Perché lo scudo anti-spread della Bce potrebbe essere un incubo per l'Italia

Il maggior costo del debito pubblico

Un'altra conseguenza dell'aumento dei tassi di interesse deciso dalla Bce sarà il maggior costo del debito pubblico: se i tassi salgono, gli Stati che emettono titoli di debito per finanziarsi dovranno offrirli con interessi più alti, diversamente i mercati potrebbero orientarsi verso altri strumenti più redditizi. Questo potrebbe comportare un aggravio della situazione per quei Paesi già molto indebitati, come l'Italia, al netto di interventi della Banca centrale, simili al "quantitative easing", per tenere bassi gli spread. Nel caso dell'Italia, comunque, un'elevata durata media del debito, pari a circa sette anni, con oltre il 70% a tasso fisso, frena le ripercussioni di un aumento dei tassi e, quindi, dello spread. Altra conseguenza è la perdita di valore delle obbligazioni emesse in precedenza, in quanto meno redditizie di quelle di nuova collocazione e, quindi, meno appetibili sul mercato.
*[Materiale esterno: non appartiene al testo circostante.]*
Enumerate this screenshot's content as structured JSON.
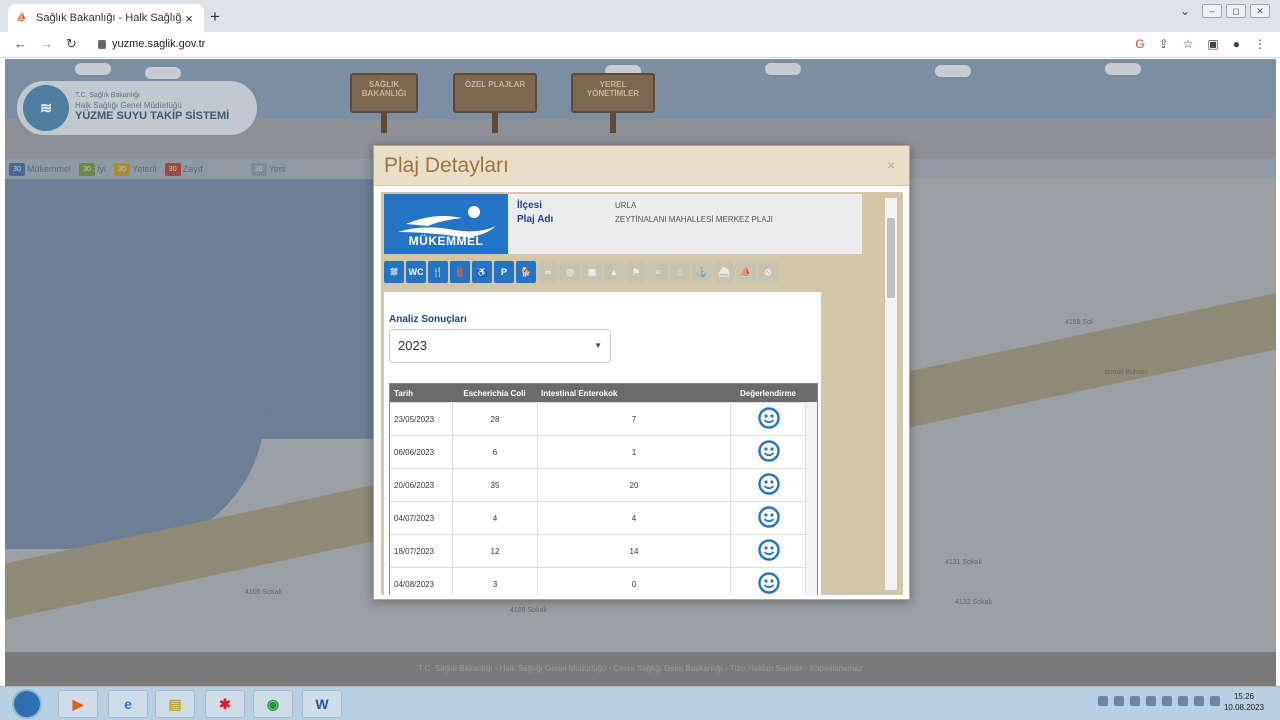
{
  "browser": {
    "tab_title": "Sağlık Bakanlığı - Halk Sağlığı Ge",
    "tab_close": "×",
    "new_tab": "+",
    "url": "yuzme.saglik.gov.tr"
  },
  "site": {
    "ministry": "T.C. Sağlık Bakanlığı",
    "directorate": "Halk Sağlığı Genel Müdürlüğü",
    "system_name": "YÜZME SUYU TAKİP SİSTEMİ",
    "signs": [
      "SAĞLIK BAKANLIĞI",
      "ÖZEL PLAJLAR",
      "YEREL YÖNETİMLER"
    ],
    "legend": [
      {
        "label": "Mükemmel",
        "color": "#4a6a95"
      },
      {
        "label": "İyi",
        "color": "#6c8a45"
      },
      {
        "label": "Yeterli",
        "color": "#a48c3a"
      },
      {
        "label": "Zayıf",
        "color": "#9c4a44"
      },
      {
        "label": "Yeni",
        "color": "#7d8c95"
      }
    ],
    "footer": "T.C. Sağlık Bakanlığı - Halk Sağlığı Genel Müdürlüğü - Çevre Sağlığı Daire Başkanlığı - Tüm Hakları Saklıdır - Kopyalanamaz",
    "streets": [
      "4155 Sol",
      "İsmail Bulvarı",
      "4105 Sokak",
      "4109 Sokak",
      "4131 Sokak",
      "4132 Sokak"
    ]
  },
  "modal": {
    "title": "Plaj Detayları",
    "close": "×",
    "status_label": "MÜKEMMEL",
    "fields": [
      {
        "label": "İlçesi",
        "value": "URLA"
      },
      {
        "label": "Plaj Adı",
        "value": "ZEYTİNALANI MAHALLESİ MERKEZ PLAJI"
      }
    ],
    "facility_icons": [
      {
        "name": "shower-icon",
        "glyph": "⛆",
        "active": true
      },
      {
        "name": "wc-icon",
        "glyph": "WC",
        "active": true
      },
      {
        "name": "restaurant-icon",
        "glyph": "🍴",
        "active": true
      },
      {
        "name": "changing-room-icon",
        "glyph": "🚪",
        "active": true
      },
      {
        "name": "wheelchair-icon",
        "glyph": "♿",
        "active": true
      },
      {
        "name": "parking-icon",
        "glyph": "P",
        "active": true
      },
      {
        "name": "pets-icon",
        "glyph": "🐕",
        "active": true
      },
      {
        "name": "binoculars-icon",
        "glyph": "∞",
        "active": false
      },
      {
        "name": "lifebuoy-icon",
        "glyph": "◎",
        "active": false
      },
      {
        "name": "camera-icon",
        "glyph": "▣",
        "active": false
      },
      {
        "name": "lifeguard-icon",
        "glyph": "▲",
        "active": false
      },
      {
        "name": "flag-icon",
        "glyph": "⚑",
        "active": false
      },
      {
        "name": "wave-icon",
        "glyph": "≈",
        "active": false
      },
      {
        "name": "tent-icon",
        "glyph": "⌂",
        "active": false
      },
      {
        "name": "anchor-icon",
        "glyph": "⚓",
        "active": false
      },
      {
        "name": "boat-icon",
        "glyph": "⛴",
        "active": false
      },
      {
        "name": "jetski-icon",
        "glyph": "⛵",
        "active": false
      },
      {
        "name": "smoke-free-icon",
        "glyph": "⊘",
        "active": false
      }
    ],
    "analysis_title": "Analiz Sonuçları",
    "year_selected": "2023",
    "table": {
      "headers": [
        "Tarih",
        "Escherichia Coli",
        "Intestinal Enterokok",
        "Değerlendirme"
      ],
      "rows": [
        {
          "date": "23/05/2023",
          "ecoli": "28",
          "entero": "7",
          "rating": "smiley-icon"
        },
        {
          "date": "06/06/2023",
          "ecoli": "6",
          "entero": "1",
          "rating": "smiley-icon"
        },
        {
          "date": "20/06/2023",
          "ecoli": "35",
          "entero": "20",
          "rating": "smiley-icon"
        },
        {
          "date": "04/07/2023",
          "ecoli": "4",
          "entero": "4",
          "rating": "smiley-icon"
        },
        {
          "date": "18/07/2023",
          "ecoli": "12",
          "entero": "14",
          "rating": "smiley-icon"
        },
        {
          "date": "04/08/2023",
          "ecoli": "3",
          "entero": "0",
          "rating": "smiley-icon"
        }
      ]
    }
  },
  "taskbar": {
    "time": "15:26",
    "date": "10.08.2023"
  }
}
Il rafforzamento della moneta e la crescita che rallenta

Da questa stretta monetaria arriva anche un rafforzamento del tasso di cambio dell'euro che, al momento, ondeggia intorno alla parità con il dollaro. Proprio il rafforzamento del dollaro avvenuto in questi mesi è conseguenza della serie aggressiva di aumenti dei tassi operata dalla Federal Reserve. Il rischio generalizzato di una stretta monetaria è quello di una frenata della crescita economica, dovuta a una contrazione dei consumi e degli investimenti da parte delle imprese. Va anche osservato, però, come possano essere ben più gravi le conseguenze di un'inflazione galoppante, motivo principale per il quale la Bce è intervenuta.